世界一流選手は,これらの段階を通じて発展していく.そして,テニスに関わる人達
は,これらの段階を理解しなければならない.熱心な両親やコーチは,選手を早くチャ
ンピオンにさせようとして,段階を飛ばしてしまいがちだが,各段階で重要なスキルは
異なることから,これらの一連の段階を通じて指導をしていくことが重要になる.テニ
スの才能を発達させる過程は,選手を取り巻くすべてのものから質の高いサポートと多
くの時間を必要とする脆い過程といえるのである.
<参考文献>
Bloom, B. S. (Ed.). (1985) Developing talent in young people. NY: Ballantine.
Ericsson, K. A. (1996). The acquisition of expert performance: an introduction to some of the
issues. In K. A. Ericsson, Ed., The Road to Excellence: The Acquisition of Expert Performance
in the Arts and Sciences, Sports, and Games. Mahwah, NJ: Erlbaum, pp.1-50.

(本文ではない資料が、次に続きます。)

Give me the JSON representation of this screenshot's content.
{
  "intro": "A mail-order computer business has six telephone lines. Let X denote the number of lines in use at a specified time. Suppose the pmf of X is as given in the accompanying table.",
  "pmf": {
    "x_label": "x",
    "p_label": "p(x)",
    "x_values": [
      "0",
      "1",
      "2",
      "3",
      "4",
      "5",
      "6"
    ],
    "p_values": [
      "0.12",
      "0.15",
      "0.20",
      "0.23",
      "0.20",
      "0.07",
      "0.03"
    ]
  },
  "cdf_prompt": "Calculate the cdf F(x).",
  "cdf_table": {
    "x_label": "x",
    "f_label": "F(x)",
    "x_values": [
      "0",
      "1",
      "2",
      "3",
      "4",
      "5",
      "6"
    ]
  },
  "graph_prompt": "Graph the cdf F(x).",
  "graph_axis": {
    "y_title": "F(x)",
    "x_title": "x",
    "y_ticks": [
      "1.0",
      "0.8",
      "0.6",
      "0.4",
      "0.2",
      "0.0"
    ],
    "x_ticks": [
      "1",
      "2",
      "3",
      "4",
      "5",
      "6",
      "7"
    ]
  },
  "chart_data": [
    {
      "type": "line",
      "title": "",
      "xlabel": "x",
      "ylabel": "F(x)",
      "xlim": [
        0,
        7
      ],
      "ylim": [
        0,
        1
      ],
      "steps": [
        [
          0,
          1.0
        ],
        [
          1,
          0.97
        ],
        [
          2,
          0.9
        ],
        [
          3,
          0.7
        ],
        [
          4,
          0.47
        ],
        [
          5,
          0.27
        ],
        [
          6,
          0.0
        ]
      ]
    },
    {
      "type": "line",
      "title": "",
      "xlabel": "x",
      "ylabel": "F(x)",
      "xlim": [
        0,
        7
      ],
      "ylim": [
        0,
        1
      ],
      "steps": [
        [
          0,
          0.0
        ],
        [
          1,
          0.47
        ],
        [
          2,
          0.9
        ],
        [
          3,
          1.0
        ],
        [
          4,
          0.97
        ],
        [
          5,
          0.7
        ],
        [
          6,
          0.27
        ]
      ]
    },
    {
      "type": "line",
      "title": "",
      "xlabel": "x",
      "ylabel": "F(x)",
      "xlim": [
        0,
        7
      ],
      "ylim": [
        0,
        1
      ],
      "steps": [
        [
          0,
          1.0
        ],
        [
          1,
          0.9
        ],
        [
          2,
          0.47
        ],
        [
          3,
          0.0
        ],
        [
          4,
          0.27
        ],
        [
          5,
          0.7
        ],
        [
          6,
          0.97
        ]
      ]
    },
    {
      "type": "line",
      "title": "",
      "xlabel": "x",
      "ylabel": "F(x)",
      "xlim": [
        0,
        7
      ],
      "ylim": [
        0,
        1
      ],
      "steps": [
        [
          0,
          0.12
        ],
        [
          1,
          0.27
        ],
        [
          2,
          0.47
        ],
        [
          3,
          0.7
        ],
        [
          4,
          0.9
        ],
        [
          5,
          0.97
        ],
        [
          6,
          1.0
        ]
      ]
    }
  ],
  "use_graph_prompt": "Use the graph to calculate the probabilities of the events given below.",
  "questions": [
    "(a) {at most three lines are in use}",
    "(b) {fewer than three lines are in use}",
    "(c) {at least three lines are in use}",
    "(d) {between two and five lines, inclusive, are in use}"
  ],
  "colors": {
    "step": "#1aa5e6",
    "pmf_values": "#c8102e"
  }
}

Gibbons, T. (1998). The Development of Excellence. A Common Pathway to the Top in Music,
Art, Academics and Sport. Olympic Coach, Vol. 8, No.3.
Gould, D., Dieffenbach, K., & Moffett, A. (2002). Psychological characteristics and their
development in Olympic champions. Journal of Applied Sport Psychology, 14, 172-204.